As the mom of three sons — one a college graduate and headed for grad school at the University of Virginia, one at sophomore at North Carolina State, and one a 7th grader — I have been around the block a few times when it comes to our educational system. Unfortunately, I have been able to tell a HUGE difference in how well our public education system prepared by older two sons for their futures and how that same system is now preparing my youngest son.  Instead of studying a topic for a week or two and attempting to master that topic followed by a unit test, current students are now given mandated Benchmark tests that cover little of this and a little of that. Teachers have tons of written objectives they have to cover and when they need to cover them; their classroom is really not their own. When my older two sons were in middle school, they learned how to take notes, read chapters and highlight them, and study for big tests that covered major topics.  My youngest son has unit tests in math, but in addition to those, he also has benchmarks (that cover several topics) and End-of-grade preparation, which to me, dilutes the focus of the topics that are currently covered in class.  Instead of science and social studies tests that are based on chapters he has studied, there are worksheets given in class and they don’t even have a textbook to take home. I did go on-line and buy a science book so I would have some clue of what the topics were.  “Assessments” that educe an entire ‘unit’ down to two questions take the place of tests. It doesn’t seem that the goal is to master a subject but to know enough to get by one of those assessments.  Students don’t have the need to learn how to study from a textbook and notes (like they will have to do in high school). So I have seen this from the parental point of view.

For the past eight months, I’ve worked as a 4th grade Teacher Assistant at a local elementary school.  Now from this perspective, I see problems with the Common Core also. While I’ve greatly enjoyed working with the children, I’ve been very frustrated with this whole ‘Benchmark” mentality and how those scores are the main thing that the system looks at to assess levels of success.
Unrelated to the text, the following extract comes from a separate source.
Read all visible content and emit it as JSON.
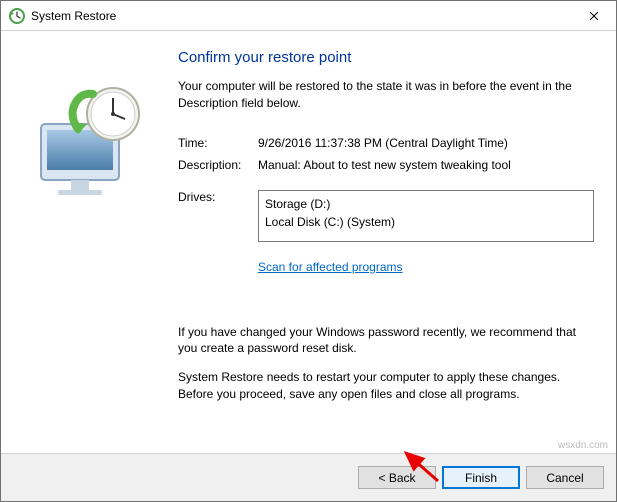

There are so many objectives that must be covered by a certain timeline, that teachers must move from one subject to another quickly — too quickly for some children to fully understand or to practice a math skill enough to master it. But they have to move along to the next objective. The Common Core method seems to create holes in some children’s educational foundation that — if not filled in somewhere along the way — will detrimentally affect those children now and in the future. And there is such a discrepancy in the level of what the children know that it is almost impossible to teach to all levels. Yet, teachers are held accountable for those children who are low-achieving, who take the Benchmark tests without really trying, some of them just circling the answers randomly.  This is not fair to the teachers at all.

It just seems that the Common Core does not consider things from a common sense perspective. I can’t believe there is such a difference in the educational system since my older two sons were in it. I truly feel that my youngest son has a tremendous disadvantage because of the changes in education in the past five years. I know there are some holes in his educational foundation, and my husband and I are trying to find what this holes are and how to fix them before high school. He will be in 8th grade next year. The clock is ticking.